If you look at https://www.elastic.co/guide/en/beats/libbeat/current/breaking-changes-6.3.html in which use case does your setup fall? I hope I'm able to provide solutions that have as little as an impact as possible.


#19

@ruflin our use case is closest to "You use a custom template and your indices are not versioned".

The main issue here is that we already use a host field, and have done for several years. We are shipping data from several hundred hosts, spanning many different clients, and with the mix of hosts and different naming conventions that our clients have, we invariably have a number of short hostname collisions across different systems, e.g., prod-web1, etc.

These hostname collisions necessitated the use of a custom field containing FQDNs for all hosts; this being the host field, and we've been doing it this way since well before Beats existed (i.e., Logstash Forwarder, Lumberjack and Log Courier).

My initial tests with Filebeat 6.3.0 seem to indicate that we can't even ship a custom host field any more - it's simply clobbered by the host object in this version, thus we can't identify systems by their FQDN host field when using Beats 6.3.0. This is a major problem for us.

Adding to the problem is we have clients who are required to retain indices for long periods for PCI compliance reasons. If we attempted to change this mapping, we couldn't simply wait for their affected indices to roll over because of the retention periods these customers are required to have. Changing critical mappings such as the host field will also have an ongoing effect for any of their historical data, as there will be mapping conflicts lasting for months or years. Not being able to aggregate data based on host will be entirely unacceptable to these clients.
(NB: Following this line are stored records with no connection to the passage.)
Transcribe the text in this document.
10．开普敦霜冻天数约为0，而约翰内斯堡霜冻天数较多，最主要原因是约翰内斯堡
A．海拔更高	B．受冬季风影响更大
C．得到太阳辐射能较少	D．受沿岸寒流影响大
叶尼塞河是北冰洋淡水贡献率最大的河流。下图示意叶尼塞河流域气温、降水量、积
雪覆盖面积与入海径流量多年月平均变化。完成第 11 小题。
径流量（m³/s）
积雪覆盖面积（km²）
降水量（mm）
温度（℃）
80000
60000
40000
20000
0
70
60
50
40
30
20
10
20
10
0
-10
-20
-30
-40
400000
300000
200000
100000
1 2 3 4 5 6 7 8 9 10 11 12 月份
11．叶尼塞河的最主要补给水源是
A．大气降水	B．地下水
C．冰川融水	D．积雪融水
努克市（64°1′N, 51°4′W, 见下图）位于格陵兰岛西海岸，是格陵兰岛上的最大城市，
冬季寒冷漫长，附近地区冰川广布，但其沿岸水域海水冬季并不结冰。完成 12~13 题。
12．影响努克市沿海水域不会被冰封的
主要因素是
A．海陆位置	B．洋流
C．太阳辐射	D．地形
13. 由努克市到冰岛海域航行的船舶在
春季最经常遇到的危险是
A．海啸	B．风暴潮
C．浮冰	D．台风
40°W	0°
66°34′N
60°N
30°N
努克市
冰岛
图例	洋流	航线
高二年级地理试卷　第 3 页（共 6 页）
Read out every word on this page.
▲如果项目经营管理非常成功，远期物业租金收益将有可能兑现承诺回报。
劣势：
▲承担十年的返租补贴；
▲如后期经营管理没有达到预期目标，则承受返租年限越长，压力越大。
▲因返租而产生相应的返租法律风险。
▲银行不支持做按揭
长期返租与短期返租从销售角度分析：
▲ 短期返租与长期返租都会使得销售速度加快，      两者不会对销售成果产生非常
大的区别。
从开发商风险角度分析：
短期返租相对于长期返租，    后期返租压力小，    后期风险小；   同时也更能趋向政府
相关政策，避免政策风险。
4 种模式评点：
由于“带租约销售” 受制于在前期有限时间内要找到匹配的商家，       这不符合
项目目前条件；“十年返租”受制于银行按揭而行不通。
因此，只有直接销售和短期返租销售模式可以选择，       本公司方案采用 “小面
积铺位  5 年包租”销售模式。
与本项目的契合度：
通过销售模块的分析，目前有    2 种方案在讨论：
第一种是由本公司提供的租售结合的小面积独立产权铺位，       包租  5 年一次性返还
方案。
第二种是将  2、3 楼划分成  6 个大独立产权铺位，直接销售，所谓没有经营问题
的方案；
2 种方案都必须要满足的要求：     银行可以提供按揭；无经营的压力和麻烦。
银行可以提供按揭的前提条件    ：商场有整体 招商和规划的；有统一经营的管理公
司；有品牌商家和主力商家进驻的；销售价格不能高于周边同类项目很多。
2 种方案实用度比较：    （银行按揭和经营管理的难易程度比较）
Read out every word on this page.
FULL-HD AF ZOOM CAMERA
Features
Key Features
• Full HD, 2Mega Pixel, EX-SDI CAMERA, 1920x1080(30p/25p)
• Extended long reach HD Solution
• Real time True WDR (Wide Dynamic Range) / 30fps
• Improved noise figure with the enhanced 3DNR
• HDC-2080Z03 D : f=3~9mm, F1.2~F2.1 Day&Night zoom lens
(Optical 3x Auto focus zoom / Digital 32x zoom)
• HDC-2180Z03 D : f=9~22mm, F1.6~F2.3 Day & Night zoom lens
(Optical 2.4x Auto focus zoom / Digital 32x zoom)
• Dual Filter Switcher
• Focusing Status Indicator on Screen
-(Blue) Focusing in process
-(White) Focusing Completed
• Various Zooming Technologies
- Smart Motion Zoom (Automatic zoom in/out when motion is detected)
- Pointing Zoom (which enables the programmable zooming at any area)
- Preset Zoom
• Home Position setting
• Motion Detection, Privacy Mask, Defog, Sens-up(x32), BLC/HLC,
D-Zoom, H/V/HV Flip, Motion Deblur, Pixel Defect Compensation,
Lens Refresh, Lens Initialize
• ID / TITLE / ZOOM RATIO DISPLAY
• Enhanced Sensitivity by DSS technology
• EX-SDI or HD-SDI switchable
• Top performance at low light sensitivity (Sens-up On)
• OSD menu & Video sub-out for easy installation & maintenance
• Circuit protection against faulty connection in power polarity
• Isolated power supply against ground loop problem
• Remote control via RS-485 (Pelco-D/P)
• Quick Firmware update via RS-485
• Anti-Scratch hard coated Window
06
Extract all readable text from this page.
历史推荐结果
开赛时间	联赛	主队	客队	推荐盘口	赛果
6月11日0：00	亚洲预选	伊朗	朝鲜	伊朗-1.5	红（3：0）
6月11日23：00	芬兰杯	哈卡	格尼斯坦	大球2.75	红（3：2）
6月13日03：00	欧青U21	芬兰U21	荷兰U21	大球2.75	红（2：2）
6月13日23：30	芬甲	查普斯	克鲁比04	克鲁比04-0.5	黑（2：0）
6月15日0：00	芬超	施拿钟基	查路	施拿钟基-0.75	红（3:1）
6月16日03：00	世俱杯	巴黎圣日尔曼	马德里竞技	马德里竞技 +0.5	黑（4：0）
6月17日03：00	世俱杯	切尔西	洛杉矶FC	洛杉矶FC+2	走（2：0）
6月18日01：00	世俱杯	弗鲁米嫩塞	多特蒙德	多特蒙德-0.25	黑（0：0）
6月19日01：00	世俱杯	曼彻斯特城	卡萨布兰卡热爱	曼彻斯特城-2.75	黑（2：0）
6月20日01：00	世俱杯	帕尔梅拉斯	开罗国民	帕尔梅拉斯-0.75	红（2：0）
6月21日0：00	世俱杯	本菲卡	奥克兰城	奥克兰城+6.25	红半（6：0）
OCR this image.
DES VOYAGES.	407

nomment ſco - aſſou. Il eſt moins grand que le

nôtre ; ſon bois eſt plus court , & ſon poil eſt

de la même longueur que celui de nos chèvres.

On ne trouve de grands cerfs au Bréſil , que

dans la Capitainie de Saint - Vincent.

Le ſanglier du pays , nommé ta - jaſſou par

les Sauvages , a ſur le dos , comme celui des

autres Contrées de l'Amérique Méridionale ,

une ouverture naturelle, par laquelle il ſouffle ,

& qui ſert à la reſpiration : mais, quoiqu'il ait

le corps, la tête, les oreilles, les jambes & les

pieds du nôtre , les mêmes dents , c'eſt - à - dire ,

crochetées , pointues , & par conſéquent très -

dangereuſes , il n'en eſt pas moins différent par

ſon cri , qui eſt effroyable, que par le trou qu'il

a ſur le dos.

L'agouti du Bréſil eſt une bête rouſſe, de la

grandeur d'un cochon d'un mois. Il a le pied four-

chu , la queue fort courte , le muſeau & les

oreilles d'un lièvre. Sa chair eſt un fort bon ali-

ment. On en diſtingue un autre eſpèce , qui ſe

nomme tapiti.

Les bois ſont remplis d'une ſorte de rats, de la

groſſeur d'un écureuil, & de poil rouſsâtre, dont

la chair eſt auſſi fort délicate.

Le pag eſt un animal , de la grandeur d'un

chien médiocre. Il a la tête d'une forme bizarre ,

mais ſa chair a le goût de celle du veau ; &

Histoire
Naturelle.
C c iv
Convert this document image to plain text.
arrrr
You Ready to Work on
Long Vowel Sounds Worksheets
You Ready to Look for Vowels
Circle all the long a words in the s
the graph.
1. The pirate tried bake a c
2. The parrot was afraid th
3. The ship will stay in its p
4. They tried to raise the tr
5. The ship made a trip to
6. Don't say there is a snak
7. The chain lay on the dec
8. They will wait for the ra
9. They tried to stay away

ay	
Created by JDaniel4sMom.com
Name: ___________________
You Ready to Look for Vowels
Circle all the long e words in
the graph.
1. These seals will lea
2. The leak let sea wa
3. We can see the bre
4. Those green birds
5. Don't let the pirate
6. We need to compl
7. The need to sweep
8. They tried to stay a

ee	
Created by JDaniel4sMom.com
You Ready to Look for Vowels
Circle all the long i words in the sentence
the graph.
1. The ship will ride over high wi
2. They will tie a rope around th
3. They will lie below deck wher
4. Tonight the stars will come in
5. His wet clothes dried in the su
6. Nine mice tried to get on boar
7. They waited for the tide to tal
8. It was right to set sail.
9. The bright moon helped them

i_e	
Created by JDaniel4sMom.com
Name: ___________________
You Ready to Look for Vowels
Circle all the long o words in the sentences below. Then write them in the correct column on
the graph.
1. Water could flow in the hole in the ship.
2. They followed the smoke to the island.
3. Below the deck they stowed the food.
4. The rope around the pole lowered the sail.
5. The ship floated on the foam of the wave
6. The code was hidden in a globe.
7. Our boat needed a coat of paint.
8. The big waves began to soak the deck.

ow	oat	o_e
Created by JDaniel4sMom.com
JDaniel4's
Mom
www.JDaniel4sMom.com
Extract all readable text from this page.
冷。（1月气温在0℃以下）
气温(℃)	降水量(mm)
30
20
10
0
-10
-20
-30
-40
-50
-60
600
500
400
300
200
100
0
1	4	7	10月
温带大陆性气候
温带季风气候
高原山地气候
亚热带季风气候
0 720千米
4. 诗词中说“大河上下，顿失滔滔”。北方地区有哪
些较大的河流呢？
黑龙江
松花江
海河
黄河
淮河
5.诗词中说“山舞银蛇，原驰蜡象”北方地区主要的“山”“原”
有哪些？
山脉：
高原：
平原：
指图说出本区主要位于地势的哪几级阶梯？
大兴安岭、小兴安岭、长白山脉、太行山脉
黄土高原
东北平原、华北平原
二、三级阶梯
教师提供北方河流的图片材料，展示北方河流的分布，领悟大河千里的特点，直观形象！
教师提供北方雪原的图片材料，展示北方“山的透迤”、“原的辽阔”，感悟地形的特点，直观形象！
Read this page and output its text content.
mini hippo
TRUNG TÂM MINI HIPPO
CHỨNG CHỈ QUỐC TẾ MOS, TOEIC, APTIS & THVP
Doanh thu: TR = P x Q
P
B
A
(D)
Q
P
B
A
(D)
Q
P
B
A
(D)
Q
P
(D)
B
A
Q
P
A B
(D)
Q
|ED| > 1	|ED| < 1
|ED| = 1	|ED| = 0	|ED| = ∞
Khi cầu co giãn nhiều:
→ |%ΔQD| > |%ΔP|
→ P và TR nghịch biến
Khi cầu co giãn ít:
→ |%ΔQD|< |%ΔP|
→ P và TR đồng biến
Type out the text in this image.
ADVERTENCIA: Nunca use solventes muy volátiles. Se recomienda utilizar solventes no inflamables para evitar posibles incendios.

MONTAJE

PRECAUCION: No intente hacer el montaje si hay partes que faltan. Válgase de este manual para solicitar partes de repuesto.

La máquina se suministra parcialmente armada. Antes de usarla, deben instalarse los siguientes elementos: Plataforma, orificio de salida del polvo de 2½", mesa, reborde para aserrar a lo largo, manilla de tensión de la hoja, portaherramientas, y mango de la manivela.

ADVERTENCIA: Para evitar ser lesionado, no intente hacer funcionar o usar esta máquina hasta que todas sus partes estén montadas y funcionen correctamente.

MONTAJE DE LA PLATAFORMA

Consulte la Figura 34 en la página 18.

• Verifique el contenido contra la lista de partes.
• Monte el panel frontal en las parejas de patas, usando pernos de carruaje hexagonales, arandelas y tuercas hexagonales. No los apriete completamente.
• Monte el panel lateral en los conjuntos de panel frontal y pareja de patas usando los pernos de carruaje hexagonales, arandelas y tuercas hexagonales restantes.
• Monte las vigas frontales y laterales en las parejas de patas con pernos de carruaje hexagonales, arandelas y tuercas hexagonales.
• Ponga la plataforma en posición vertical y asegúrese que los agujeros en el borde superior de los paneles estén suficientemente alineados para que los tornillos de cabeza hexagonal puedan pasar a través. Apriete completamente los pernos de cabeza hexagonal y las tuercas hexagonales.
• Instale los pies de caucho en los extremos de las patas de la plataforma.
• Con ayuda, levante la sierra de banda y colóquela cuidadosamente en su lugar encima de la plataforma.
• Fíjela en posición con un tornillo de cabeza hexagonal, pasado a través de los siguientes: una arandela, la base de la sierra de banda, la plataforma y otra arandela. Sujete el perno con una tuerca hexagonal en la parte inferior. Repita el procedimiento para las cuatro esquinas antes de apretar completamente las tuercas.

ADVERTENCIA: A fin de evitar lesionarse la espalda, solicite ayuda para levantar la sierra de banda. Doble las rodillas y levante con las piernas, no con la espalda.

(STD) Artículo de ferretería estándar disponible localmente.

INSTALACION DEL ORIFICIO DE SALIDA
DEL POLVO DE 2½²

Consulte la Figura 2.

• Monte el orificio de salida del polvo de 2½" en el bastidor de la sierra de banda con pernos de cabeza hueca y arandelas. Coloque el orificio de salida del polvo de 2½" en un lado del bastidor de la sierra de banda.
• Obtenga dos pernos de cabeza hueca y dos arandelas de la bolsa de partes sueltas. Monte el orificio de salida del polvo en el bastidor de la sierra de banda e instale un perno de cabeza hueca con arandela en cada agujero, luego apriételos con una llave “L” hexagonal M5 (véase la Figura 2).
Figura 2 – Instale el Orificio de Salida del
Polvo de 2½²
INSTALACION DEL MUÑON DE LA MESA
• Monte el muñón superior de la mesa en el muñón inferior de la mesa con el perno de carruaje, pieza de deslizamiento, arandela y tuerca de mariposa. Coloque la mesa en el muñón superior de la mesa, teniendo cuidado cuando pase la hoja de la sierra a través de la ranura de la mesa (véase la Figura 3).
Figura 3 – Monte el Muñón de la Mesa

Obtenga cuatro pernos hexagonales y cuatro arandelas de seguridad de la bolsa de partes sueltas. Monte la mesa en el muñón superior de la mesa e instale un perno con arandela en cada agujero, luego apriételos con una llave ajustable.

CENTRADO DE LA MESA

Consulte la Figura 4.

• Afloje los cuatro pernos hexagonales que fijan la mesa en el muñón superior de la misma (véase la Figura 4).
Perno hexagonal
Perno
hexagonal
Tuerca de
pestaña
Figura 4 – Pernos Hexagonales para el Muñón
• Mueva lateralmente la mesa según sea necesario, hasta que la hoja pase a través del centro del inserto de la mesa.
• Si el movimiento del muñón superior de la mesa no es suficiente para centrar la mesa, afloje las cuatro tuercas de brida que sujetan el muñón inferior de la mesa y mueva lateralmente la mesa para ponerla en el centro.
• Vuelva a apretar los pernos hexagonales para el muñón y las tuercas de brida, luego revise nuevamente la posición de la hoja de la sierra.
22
Our Logstash pipeline refers to the host field in a number of places, as do the majority of our Kibana dashboards. Many of our custom systems which query our log data from outside the Elastic Stack (monitoring, metrics, alerting, etc) also refer to the host field. Changing this mapping means we would need to modify almost everything that touches our Elastic Stack. Coordinating such a change would be a nightmare.

I am sure we are not alone in using a field named host to store hostname data. This seemingly simple change breaks everything we have been building over the past few years.

I realise there are ways we could address many of the points I've raised here, e.g., reindexing data, renaming fields in the Logstash pipeline, etc, however when you consider everything that would be required to pull this off, it's a massive amount of very risky work, just to get around a mapping change.

I do have a suggestion: If Beats could be optionally configured with a custom root object for host metadata, this would make our problems disappear entirely. As per my previous comment, if we could use something like node or instance this would suit us just fine, as its descriptive enough, and we obviously don't have any pre-existing mappings for host metadata to worry about.


(ruflin) #20

Thanks for sharing so much details about your use case, really appreciate it.

To your last point: There is a way you could already do this today. 6.3 shipped with a rename processor. So you could rename the host to node for example: https://www.elastic.co/guide/en/beats/metricbeat/current/rename-fields.html

Based on your description above I assume you have data from sources which are not beats in the same index, meaning these still have the host field and will have in the future. Is there an option to have future indices split by data type/source?

For the host field which came in the past from Beats through LS. It is actually a copy of beat.hostname and beat.hostname is still there. This means if you drop host.name on the Filebeat side, you will have the exact same behaviour as you had in 6.2, the host field will still be populated. As you use a custom template, meaning you don't have host.name define things should keep working.